Planned a 2.5 day, 2 night trip along the Bristol Hills Trail in the Finger Lakes area of NY. This trail is a part of the Finger Lakes Trail system. Intended route was an out and back hike, 50 miles round trip length. Hangin' in my WBBB DL 1.0, Edge Tarp with me, and HG UQ and BPL 180 TQ for insulation. Okay, onto the funny, painful, and itchy lessons learned.
1. First time bear bagging is a LOT harder than it looks. Used the PCT method.
-Sub mistake A... Mason's line as throw line. That stuff picks up every twig, leaf, and pine cone like they were all velcro! While it's really light, and strong enough to yank my food bag up, it tangles way too easily, is so thin that it hurts to pull, and once again, vacuums up the forest floor resulting in knots galore.
-Sub mistake B... When you toss the rock over your hanging branch, and you watch the line zing past, while tempting, don't grab the line. The first branch I picked was too high, and the line went up and over, then getting tangled at the branch (cause it's mason's line and it sticks to everything). When I watched my line fly up so fast the second time (new, lower branch), I grabbed the line once the rock was over, but not all the way down. Now I'm standing there, one end of the line in my hand, the other end with a fist sized rock on it, barreling towards me like a pendulum from Hell. Before I can react, the rock drills into my upper thigh/groin area, missing my twig n' berries by only a couple inches. I now have a sizable "stupidity bruise."
-Sub mistake C... Don't hang your food off relatively small, dead branches. There, of course, was not many good hanging branches around (with most of the trees being entirely branchless for 50 feet or more), and so the one branch I did find was about 6 feet long, an inch in diameter, and as dead as can be. I figured, ehh, should be good enough, right? Wrong. Food is half-way up the branch, and CRACK, the branch whizzes down at me, striking my knuckles with my blocking hands. Ouch.
-Sub mistake D... Don't forget to clip the pulling end through the biner. You just feel dumb when it gets to the top and you go, "...Crap."
2. Mosquitoes don't care what percentage of DEET you are using, they will still eat you alive. My 100% DEET kept the small sections of my body that got sprayed with it protected temporarily.
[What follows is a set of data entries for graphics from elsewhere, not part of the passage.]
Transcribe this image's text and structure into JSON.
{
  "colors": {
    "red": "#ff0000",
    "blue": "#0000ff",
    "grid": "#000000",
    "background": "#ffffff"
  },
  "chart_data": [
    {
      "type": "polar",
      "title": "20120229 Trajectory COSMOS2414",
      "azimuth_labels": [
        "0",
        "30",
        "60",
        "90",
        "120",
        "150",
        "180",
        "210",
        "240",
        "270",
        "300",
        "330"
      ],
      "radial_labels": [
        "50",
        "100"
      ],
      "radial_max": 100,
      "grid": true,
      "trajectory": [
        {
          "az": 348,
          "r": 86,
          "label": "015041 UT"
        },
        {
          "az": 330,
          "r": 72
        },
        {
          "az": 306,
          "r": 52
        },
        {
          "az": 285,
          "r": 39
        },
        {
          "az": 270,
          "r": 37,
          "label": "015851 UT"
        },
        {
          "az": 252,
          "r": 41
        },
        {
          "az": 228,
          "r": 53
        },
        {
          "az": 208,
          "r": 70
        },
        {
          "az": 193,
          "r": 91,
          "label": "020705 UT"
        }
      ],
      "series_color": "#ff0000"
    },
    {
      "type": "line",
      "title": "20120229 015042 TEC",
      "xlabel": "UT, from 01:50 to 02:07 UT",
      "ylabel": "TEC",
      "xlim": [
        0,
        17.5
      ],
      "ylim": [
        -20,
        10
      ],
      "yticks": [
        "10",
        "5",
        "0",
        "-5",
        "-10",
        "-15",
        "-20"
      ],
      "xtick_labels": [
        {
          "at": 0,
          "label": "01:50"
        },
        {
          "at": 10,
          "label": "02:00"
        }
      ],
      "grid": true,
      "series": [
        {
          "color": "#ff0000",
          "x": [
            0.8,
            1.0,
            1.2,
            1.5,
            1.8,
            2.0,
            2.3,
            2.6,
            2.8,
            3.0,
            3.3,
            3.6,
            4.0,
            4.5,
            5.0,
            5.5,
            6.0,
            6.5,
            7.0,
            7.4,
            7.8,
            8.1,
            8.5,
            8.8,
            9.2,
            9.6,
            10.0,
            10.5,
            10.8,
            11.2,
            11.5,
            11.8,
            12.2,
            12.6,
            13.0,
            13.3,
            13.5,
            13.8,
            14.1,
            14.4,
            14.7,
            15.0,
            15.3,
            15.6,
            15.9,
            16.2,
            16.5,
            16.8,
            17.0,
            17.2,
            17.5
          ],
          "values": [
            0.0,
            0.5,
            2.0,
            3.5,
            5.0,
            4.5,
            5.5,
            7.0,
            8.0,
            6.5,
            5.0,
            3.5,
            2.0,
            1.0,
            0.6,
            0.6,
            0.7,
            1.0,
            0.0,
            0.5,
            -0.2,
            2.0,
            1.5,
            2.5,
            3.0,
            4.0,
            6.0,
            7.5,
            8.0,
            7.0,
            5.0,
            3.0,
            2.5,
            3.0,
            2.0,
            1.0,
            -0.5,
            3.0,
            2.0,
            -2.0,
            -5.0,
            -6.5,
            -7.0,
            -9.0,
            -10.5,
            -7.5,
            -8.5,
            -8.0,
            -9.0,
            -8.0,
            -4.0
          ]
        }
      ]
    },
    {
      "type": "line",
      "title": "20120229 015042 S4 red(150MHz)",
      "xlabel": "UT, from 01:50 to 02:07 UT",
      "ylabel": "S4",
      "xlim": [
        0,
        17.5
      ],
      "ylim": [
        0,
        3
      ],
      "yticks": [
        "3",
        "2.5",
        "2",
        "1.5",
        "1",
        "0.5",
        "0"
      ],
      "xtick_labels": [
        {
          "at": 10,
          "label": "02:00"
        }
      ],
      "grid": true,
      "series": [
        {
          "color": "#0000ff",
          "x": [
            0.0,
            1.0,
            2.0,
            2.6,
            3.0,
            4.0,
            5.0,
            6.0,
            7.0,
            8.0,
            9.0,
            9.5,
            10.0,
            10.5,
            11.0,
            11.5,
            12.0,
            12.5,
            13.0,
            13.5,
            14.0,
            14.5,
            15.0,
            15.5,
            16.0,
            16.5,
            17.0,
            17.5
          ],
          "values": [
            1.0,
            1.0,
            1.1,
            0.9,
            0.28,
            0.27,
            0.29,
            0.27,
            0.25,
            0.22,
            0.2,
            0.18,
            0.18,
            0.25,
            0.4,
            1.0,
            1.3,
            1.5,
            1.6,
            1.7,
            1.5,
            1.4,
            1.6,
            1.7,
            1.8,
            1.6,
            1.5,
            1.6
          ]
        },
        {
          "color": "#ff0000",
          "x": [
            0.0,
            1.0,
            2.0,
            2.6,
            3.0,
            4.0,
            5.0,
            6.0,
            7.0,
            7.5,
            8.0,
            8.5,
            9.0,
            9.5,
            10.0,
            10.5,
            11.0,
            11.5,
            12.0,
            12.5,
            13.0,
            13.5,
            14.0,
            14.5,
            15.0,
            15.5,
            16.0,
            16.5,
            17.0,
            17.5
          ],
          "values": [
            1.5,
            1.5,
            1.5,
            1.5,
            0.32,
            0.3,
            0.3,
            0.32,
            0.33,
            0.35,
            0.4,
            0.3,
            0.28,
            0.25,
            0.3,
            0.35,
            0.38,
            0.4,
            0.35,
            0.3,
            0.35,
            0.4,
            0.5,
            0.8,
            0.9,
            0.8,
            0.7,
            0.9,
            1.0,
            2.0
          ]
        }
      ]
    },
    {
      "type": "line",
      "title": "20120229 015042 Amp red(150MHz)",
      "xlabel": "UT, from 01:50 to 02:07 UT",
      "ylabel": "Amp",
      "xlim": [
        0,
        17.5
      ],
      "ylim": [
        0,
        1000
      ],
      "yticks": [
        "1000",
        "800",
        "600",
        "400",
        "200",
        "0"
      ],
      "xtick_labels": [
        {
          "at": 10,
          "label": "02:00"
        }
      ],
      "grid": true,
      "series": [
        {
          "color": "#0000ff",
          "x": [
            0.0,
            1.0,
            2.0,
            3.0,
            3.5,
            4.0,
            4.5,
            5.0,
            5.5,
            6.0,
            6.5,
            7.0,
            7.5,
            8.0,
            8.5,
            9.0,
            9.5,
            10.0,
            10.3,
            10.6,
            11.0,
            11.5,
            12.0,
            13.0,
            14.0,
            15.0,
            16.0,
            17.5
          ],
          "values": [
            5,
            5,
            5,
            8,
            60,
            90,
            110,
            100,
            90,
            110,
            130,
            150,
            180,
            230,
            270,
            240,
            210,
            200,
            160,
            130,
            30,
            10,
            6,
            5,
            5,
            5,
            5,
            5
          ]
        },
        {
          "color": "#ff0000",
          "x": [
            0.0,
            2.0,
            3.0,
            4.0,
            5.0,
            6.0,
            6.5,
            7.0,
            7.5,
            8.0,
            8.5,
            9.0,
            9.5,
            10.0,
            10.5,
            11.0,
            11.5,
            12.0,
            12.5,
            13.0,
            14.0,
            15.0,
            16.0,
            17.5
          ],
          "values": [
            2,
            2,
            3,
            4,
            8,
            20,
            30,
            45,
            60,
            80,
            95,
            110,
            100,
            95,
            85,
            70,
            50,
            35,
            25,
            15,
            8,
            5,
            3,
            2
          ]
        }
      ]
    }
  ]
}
They flocked to any square inch that wasn't coated. For example, my butt has three bites. (That's through hiking pants and boxers!) I just ordered some Pemethrin, which should hopefully help alleviate that issue.
3. Don't bite off more than you can chew. Planned on 50 miles, 16 day one, 20-25 day two, and the remaining on day three. I did 12 miles day one, which isn't bad, but I was spent! (I didn't start till 3:15 pm, finished at around 8pm.) I could have kept going, but I was tired, it was going to be dark soon, and it was either stop at mile 12, or continue to 16 for the decent spots to camp. (Technically my spot wasn't really... kosher... if you catch my drift, but I did a stealth hang far from the trail.) The next day, boy was I sore. Sore enough to decide to cut it a day short, and hike back to the car. Oh well!
4. Trees marked to be cut down with spray paint, while extremely similar looking to trees marked with trail blazes, are not the same. This caused me to get off trail, leading to my bush whacking, trespassing variation. Oops!
5. Chocolately foods don't like heat.
6. (Osprey Exos related) On my Exos 34, I tightened the load lifters too much, causing my shoulder blades to press into the frame a bit. This was really uncomfortable, and I was worried I'd have to return it until I realized that it was the load lifters causing the problem. This may not pertain to the larger models, and is also dependent on your body shape and size, but if you come across the same thing, check the load lifters!